I’ve yet to read an authoritative report confirming any lasting effect of these “clean-up” efforts, or any sustained reestablishment of the Rockstar vegetation once the fencing has been removed welcoming the manatees in to chow down.

It’s about time we abandon these quick fixes which simply address the symptoms of the problem, and redirect the millions of dollars wasted on them to tackle its root causes: nutrient overloading and retention resulting from septic tank leakage and over-fertilization.

Our elected representatives need to recognize our budget limitations and become more fiscally responsible by prioritizing cost-effective programs and actions that will make a lasting difference.  Resources are simply not available to fund everyone’s pet projects, no matter how well-intentioned.  Supporting ineffective efforts may create a few jobs and help gain a few more votes, but that’s not what good leaders do.

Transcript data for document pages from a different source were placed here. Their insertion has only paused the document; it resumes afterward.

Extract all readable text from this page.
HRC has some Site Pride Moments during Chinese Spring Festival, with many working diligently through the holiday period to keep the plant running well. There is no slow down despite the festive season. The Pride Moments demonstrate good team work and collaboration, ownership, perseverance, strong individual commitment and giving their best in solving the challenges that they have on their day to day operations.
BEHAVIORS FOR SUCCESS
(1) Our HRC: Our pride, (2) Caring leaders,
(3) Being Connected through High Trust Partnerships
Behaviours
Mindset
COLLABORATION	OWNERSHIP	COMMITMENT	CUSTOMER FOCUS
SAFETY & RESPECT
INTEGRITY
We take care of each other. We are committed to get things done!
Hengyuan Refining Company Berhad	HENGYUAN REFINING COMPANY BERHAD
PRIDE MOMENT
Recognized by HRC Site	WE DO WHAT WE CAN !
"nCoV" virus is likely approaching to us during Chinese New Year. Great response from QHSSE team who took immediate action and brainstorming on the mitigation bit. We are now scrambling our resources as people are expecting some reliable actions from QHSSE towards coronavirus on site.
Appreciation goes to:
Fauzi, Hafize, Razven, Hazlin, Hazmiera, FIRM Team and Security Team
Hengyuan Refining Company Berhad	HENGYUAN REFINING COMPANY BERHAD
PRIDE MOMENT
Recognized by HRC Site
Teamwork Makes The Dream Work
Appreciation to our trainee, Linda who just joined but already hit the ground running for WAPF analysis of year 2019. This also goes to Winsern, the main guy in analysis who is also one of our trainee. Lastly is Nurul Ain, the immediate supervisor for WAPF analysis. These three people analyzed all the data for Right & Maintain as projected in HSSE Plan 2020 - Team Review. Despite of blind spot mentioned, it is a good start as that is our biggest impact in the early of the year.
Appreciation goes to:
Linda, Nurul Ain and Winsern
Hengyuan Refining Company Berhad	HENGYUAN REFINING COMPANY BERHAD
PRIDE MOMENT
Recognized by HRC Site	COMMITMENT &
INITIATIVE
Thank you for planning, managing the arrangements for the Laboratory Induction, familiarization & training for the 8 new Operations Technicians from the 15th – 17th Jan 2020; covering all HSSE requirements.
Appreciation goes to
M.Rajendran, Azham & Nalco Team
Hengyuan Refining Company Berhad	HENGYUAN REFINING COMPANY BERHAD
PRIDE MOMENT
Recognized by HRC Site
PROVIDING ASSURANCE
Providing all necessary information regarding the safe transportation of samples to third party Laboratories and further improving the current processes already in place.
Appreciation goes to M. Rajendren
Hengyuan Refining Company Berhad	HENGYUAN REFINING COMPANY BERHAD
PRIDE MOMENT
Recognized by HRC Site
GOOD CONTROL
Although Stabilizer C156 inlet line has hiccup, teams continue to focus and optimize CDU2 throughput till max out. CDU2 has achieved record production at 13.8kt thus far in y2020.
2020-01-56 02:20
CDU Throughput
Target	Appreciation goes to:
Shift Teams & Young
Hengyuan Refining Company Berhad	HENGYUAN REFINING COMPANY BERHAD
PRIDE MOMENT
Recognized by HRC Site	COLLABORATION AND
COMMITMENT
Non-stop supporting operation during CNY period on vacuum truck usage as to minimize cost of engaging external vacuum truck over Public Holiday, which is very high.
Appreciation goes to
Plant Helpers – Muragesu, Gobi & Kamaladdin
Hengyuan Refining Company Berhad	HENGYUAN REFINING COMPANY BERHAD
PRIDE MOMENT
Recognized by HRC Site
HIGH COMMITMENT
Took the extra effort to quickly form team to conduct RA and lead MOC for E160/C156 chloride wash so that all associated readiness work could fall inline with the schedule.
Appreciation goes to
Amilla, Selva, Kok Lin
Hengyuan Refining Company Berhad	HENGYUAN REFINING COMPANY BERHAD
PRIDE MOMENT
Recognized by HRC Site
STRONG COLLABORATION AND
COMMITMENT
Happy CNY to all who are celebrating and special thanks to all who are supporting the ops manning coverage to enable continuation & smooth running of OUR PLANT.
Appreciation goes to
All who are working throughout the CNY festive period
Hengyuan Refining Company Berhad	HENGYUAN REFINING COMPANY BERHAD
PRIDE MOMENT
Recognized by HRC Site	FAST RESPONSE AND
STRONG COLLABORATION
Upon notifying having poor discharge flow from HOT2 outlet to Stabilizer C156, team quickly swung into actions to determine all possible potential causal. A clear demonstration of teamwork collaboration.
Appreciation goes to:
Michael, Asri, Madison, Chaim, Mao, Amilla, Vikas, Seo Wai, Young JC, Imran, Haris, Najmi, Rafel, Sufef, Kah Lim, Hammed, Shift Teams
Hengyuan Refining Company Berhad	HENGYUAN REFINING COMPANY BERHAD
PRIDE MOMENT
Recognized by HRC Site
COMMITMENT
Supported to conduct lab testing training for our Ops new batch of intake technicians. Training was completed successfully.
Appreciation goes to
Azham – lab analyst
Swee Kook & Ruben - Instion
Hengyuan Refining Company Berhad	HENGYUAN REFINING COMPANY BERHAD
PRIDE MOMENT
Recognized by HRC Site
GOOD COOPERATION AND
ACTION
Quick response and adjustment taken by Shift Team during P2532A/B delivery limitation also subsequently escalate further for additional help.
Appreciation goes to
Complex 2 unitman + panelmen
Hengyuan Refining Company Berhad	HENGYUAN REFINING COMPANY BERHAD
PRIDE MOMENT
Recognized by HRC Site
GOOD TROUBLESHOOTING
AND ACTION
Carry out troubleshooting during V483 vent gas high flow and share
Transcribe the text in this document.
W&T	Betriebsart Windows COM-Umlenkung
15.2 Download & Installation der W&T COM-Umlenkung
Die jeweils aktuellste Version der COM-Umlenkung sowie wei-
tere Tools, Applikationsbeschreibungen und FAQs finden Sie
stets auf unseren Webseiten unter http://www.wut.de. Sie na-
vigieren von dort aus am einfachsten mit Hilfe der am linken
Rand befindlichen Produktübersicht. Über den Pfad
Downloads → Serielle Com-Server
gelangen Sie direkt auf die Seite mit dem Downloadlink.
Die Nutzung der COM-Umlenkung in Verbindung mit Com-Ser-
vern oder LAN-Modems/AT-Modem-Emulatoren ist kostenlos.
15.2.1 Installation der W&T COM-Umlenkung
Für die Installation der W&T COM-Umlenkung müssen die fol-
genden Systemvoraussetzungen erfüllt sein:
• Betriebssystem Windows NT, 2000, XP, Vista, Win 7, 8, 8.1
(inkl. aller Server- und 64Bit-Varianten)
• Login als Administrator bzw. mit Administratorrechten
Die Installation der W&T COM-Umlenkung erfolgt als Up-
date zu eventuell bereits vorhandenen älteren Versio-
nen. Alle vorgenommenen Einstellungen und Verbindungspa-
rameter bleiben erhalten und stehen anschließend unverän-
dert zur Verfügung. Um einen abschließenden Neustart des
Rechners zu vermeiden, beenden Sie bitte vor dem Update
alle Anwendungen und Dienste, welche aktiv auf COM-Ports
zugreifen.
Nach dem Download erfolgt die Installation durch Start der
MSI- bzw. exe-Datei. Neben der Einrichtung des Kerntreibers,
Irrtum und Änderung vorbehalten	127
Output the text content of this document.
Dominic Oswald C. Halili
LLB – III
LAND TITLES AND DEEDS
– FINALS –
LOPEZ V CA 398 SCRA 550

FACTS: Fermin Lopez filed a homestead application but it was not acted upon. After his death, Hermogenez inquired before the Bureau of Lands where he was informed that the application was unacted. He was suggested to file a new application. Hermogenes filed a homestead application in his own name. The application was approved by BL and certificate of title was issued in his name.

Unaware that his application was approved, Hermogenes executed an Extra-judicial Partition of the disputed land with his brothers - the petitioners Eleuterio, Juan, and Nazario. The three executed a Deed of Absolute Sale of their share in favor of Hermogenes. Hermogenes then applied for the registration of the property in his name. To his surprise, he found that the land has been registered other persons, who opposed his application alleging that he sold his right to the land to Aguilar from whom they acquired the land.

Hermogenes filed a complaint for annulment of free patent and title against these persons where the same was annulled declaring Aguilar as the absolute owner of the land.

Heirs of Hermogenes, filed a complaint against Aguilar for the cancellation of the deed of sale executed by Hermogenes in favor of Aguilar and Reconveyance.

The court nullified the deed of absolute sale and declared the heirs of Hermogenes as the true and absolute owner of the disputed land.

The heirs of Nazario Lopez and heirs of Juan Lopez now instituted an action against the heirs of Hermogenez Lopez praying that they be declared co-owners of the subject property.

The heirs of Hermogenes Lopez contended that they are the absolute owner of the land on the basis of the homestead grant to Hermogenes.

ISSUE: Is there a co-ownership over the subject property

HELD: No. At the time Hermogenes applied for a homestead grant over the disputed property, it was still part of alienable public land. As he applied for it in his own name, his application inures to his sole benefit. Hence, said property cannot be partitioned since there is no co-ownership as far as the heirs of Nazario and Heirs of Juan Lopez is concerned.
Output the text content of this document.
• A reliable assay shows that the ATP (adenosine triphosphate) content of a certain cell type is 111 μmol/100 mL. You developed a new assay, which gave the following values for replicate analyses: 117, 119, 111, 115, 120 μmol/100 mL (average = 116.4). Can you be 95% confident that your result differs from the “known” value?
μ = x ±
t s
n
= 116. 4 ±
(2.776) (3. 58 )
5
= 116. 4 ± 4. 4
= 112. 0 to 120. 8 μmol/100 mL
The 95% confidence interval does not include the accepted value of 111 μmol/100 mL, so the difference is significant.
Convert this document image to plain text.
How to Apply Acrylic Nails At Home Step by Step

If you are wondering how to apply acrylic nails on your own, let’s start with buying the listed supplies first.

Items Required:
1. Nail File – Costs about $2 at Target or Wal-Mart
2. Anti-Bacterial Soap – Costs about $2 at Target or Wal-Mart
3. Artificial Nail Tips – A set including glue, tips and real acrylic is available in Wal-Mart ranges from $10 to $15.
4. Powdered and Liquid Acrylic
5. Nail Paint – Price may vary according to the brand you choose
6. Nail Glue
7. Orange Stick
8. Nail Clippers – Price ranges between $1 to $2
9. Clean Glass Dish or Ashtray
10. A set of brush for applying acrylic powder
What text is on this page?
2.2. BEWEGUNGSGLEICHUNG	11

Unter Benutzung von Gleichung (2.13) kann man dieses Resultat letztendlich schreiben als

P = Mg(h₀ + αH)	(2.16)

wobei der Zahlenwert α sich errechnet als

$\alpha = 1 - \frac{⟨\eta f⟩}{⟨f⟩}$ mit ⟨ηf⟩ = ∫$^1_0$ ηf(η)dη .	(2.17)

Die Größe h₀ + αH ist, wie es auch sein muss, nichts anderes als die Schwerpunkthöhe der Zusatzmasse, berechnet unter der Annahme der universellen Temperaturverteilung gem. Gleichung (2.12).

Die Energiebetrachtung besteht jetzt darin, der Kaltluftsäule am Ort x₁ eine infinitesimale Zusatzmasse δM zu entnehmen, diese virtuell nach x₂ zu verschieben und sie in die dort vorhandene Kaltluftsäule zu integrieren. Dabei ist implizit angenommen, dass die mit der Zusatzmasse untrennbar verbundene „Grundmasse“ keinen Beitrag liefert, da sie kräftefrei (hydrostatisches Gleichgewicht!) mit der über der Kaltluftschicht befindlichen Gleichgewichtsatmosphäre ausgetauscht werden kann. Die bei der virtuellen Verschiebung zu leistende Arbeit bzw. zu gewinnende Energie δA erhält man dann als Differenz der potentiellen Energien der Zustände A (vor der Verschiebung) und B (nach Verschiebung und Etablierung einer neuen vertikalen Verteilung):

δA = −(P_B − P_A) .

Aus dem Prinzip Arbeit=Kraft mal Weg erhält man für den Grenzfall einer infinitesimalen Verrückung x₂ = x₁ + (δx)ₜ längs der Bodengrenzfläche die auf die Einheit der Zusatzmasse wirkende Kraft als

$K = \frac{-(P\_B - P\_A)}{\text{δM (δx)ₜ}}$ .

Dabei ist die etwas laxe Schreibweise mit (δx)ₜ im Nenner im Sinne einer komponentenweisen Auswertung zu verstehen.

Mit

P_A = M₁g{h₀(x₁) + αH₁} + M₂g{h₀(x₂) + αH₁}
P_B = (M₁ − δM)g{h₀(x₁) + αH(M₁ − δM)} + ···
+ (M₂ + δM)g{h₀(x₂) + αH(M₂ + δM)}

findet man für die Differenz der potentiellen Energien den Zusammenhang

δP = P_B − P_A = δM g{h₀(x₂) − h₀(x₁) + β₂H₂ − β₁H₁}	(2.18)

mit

Ditto for half-hearted fast-release fertilizer restrictions.

Other high priority actions deserving of funding and attention to protect our waters include wetland restoration to aid in nutrient filtration and the curtailment of groundwater pumping throughout the watershed to improve spring flows and increase flushing activity.  Amendment 1 was recently approved by voters to fund just such programs.

It’s probably too late to restore Kings Bay to former Rainbow River standards, but let’s not let it become the next Indian River Lagoon or Lake Okeechobee, where nutrient overloading and resultant algae blooms have devastated once diverse ecosystems.

Hopefully, by next year’s Save our Waters Week, our leaders will be doing just that by placing their highest priority on supporting Senator Simpson’s funding proposal.